One hopes such a readable and useful one-volume edition will create new interest in this very important aspect of early Christian history. Lightfoot was probably the greatest English-language analyst and exegete of earliest Christian texts. His work on the apostolic fathers was among his most important contributions to Christian scholarship. Michael Holmes has put a new generation of students in his debt by editing and revising Lightfoot's English translations, their value enhanced by new introductions, bibliographies, and notes.
He previously served as professor of biblical studies and early Christianity at Bethel University. Holmes is the author or Continue reading about Michael W. The resulting translation, published in , was widely recognised as an excellent introduction to the Apostolic Fathers. In this third English-only edition, Holmes makes more substantial changes than he did in The most significant change is in the translation, which Holmes now renders in contemporary and inclusive English.
This is his own work, not merely an updating of Lightfoot and Harmer.
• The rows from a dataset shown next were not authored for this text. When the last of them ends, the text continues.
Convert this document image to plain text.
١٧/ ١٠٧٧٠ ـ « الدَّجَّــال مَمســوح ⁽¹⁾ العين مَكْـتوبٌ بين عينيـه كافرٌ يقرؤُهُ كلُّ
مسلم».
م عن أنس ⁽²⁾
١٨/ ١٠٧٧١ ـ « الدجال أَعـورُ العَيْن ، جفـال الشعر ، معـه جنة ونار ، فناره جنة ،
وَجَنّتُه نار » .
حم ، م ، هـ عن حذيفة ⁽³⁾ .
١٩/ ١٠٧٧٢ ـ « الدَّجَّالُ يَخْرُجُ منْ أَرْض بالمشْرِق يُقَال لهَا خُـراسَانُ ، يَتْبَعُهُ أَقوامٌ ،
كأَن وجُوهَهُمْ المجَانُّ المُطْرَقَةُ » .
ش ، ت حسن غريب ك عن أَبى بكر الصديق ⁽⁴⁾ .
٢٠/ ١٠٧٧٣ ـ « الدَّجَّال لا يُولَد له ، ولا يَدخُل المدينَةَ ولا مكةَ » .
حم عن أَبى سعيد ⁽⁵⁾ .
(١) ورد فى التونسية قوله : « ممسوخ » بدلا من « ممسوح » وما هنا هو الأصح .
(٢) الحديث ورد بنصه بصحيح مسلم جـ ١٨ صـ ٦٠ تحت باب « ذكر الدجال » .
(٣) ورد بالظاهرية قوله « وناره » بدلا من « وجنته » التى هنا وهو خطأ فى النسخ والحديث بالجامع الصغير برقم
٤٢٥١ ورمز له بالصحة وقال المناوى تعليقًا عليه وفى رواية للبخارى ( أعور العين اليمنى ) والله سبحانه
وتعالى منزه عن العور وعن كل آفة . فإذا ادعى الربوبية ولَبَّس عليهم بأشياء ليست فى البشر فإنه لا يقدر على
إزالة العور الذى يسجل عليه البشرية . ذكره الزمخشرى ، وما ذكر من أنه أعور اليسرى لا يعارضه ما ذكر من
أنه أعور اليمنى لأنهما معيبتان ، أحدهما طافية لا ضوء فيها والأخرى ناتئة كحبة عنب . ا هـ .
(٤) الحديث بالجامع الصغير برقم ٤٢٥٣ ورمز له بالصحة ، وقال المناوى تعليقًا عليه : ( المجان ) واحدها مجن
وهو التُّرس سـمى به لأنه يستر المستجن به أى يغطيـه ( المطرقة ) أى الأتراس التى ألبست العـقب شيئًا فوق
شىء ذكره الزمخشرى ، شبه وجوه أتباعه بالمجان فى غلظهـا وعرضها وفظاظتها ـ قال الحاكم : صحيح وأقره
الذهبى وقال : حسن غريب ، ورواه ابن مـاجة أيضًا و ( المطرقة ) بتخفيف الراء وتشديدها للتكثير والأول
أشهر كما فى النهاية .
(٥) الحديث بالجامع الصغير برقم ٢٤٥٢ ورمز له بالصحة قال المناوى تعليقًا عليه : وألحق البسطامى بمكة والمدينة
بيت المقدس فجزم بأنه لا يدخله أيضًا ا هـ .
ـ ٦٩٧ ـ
Footnotes included in the translation include more cross-references to Scripture than did those in previous editions. There are also changes in format and in Holmes's editorial content. Running heads and subheadings make it easier for readers to navigate their way through the translations, and judiciously constructed bibliographies. Two clear maps and an index of ancient sources are also included.
Holmes's bibliographies, his incisive and authoritative introductory essays and his fluent, accurate translation make this an extremely useful way into the study of the Apostolic Fathers. Further, Holmes, who is a respected expert in biblical scholarship and early Christianity, is especially sensitive to translation issues respecting gender. The result is a very accessible and readable text of these ancient writers that manages to be contemporary without being idiosyncratic or colloquial. It seems clear that this edition has been produced specifically for the purpose of accessibility for the student and general reader, both lay and clerical.
This of course is not to say that this book will not be of use to the scholar; but it is rather to point out just how useful this book will be in undergraduate, seminary, and Christian education contexts. Holmes gives us an excellent resource for entry into study of that first generation of thinkers who began that great tradition that we have come to know as Christian theology.